We do all this because we, too, are goats. Donald Trump has been pointing this out to us one grouping at a time. Mexicans, undocumented immigrants, Muslims . . . all goats. Black people, people with disabilities, people with ovaries . . . goats. Moderate Republicans, military generals, attorneys general, judges, journalists not employed by FOX . . . goats! goats! and more goats!

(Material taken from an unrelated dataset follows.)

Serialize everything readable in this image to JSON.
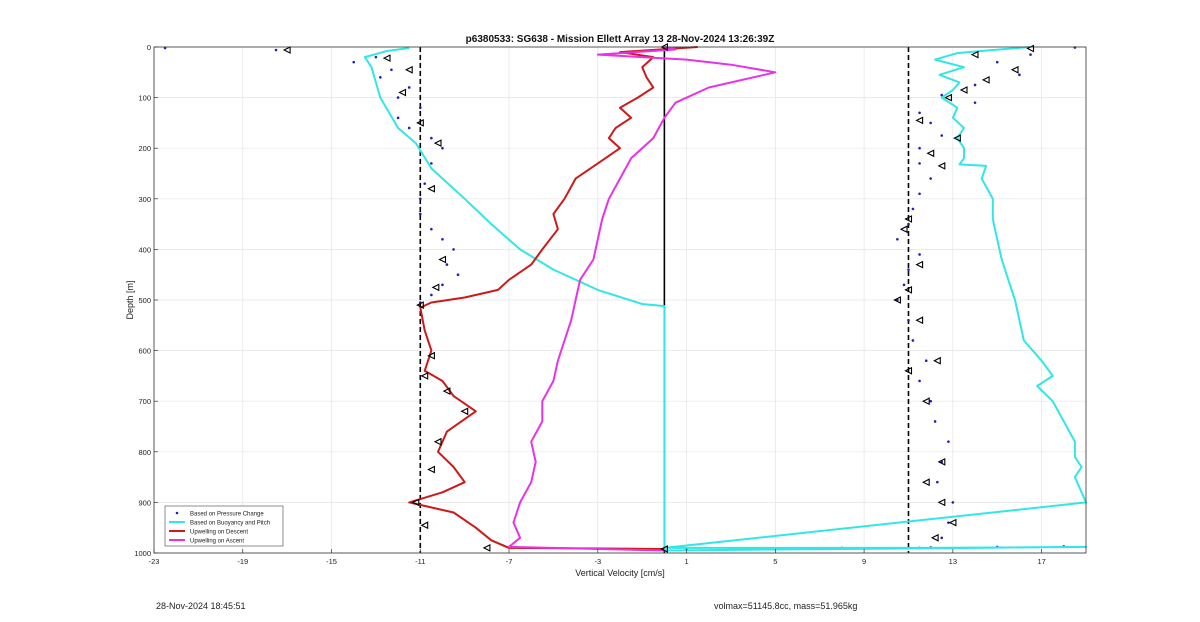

I keep telling people that “There is no math” that gets Trump to the White House. You can’t possibly alienate such huge swaths of the electorate and still win. Then I ponder the latest swing state polls and my confidence wanes. Logic and Truth are now goats too. The dragon ate them along with Fairness and Balance.
– – – – – – – –
I listened to some election news reports while filling out my new application for an absentee ballot today. After the third such comment fell, I became aware that the reporters seemed to be doing something new. They were finally questioning their own culpability in Trump’s ascension. It caught my attention. Could it be that they were having a Douglas Adams moment? Will our tour guide journalists stop bleating for a second and recognize the ropes around their own necks? Will I one day turn on the evening news to hear something like this:
“The Republican presidential candidate said something uninformed and untruthful again today about X which is not worth repeating. So let’s turn to the Democratic candidate’s detailed policy position which has been on her website for over a year now . . .”
Okay, that’s not likely to happen. But maybe, just maybe, they’ll decide to stop feeding the lizard. Find a different path that leads away from its mouth.
Rachel, Chris, Steve, Joy, Mika . . . all of you – please don’t kill the goat.